Bitcoin is booming, digital currency hedge funds are sprouting at the rate of two a week and the value of all cryptocurrencies has surged tenfold this year to more than $170 billion. Yet for all the hype, mainstream institutional investors are steering clear of the nascent market, taking the view that it is too lightly regulated, too volatile and too illiquid to risk investing other people's money in. Bitcoin, the biggest and most well-known cryptocurrency, has outperformed all the world's traditional currencies each year since 2011, except for 2014. But many investors still view it as an opaque, esoteric instrument used by gun-runners and drug-dealers on the Dark Web that should be avoided.
This year, though, a flood of new hedge funds focused on cryptocurrencies has offered institutional investors who might be unfamiliar with the market a potential route into the world of digital currencies. According to Autonomous NEXT, a financial technology research house, 84 so-called crypto hedge funds have been launched this year, taking the total to 110 with about $2.2 billion in assets altogether. But the fact most of the funds are relatively small with a limited track record - and that cryptocurrency price swings have been so pronounced - means the world's pension funds, insurance companies and large mutual funds are staying away.
"While cryptocurrencies are probably here to stay, they are difficult to analyse, wildly volatile and some may be prone to fraud," said Trevor Greetham at Royal London Asset Management (RLAM), part of the Royal London life insurance company.
"Diversification is a good thing but that doesn't mean investing in everything just because it's there. We favour assets with a long track record in producing returns or reducing risks," said Greetham, who heads RLAM's multi asset team.
Autonomous NEXT partner Lex Sokolin said there were probably only a couple of funds worth several hundred million dollars with most in the $5 million to $20 million range - well below the threshold most institutional investors would consider.
"For many institutional, discretionary fund managers, those funds wouldn't get cleared because the big question would be around liquidity," said James Butterfill, head of investment strategy at ETF Securities in London.

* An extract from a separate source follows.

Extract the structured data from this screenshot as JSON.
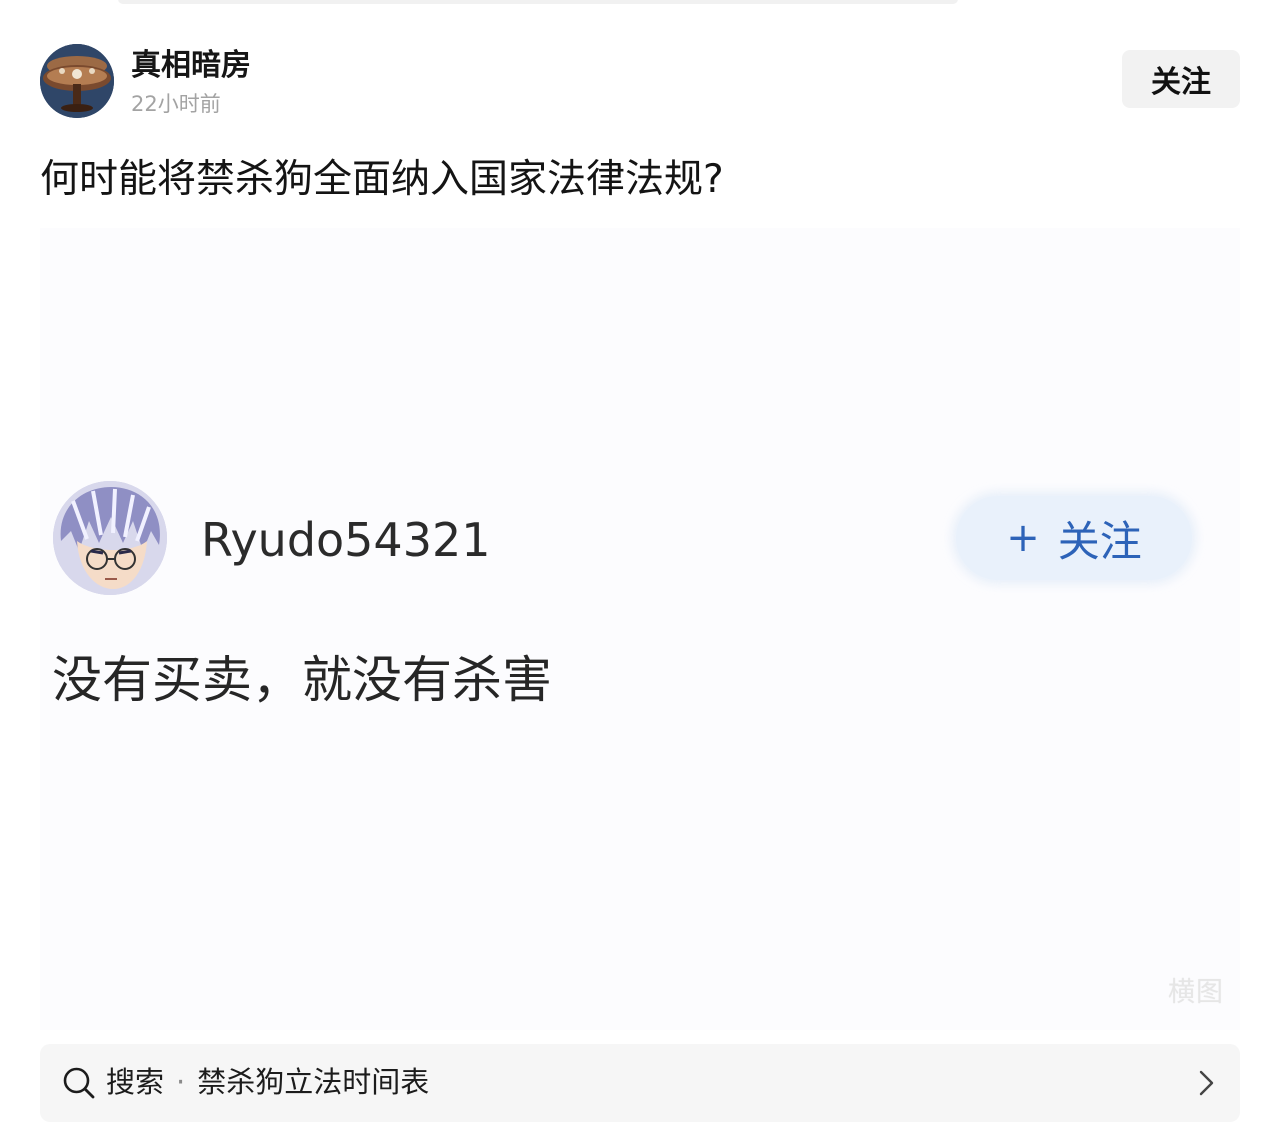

One way mainstream money managers could get exposure is by investing in a basket of hedge funds that includes a crypto fund. But the head of hedge funds at a major European bank that invests in more than 100 hedge funds said there were no crypto funds in his portfolio.
"It's a very controversial proposition," said the banker, who declined to be named. "It's unlikely that the most established hedge funds will make big bets on this because you could put your core business at risk."
Determining the value of bitcoin and other cryptocurrencies is tricky. There are almost 17 million bitcoins in existence now but the total supply is limited to 21 million, and that won't be reached until the next century. Bitcoin's total value, or market capitalisation, is close to $100 billion, bigger than U.S. investment bank Morgan Stanley . At the start of the year it was just $15 billion. Ethereum, the second-biggest cryptocurrency, is now worth almost $30 billion.
"If the supply is truly fixed then the price of these securities are determined purely by demand which, in turn, is determined largely by sentiment," said Ken Dickson, investment director, money markets and FX at Aberdeen Standard Investments.
"This means huge price swings with bubbles, booms and busts. Unless the supply processes of these instruments are reformed then it is unlikely that they will play any part of an investment portfolio," he said. Bitcoin has been on a rollercoaster ride this year. After hitting what was then a record high just below $5,000 in early September it lost about a third of its value in less than two weeks. It has since almost doubled in price again, to new highs near $6,000. Ethereum has been even more erratic. Its price surged almost 50 times from the start of the year to June, before falling back by about a fifth, according to industry website CoinDesk. That kind of volatility means committees at institutional investment firms looking at the relative risks of asset classes are likely to rule out cryptocurrencies, asset managers said.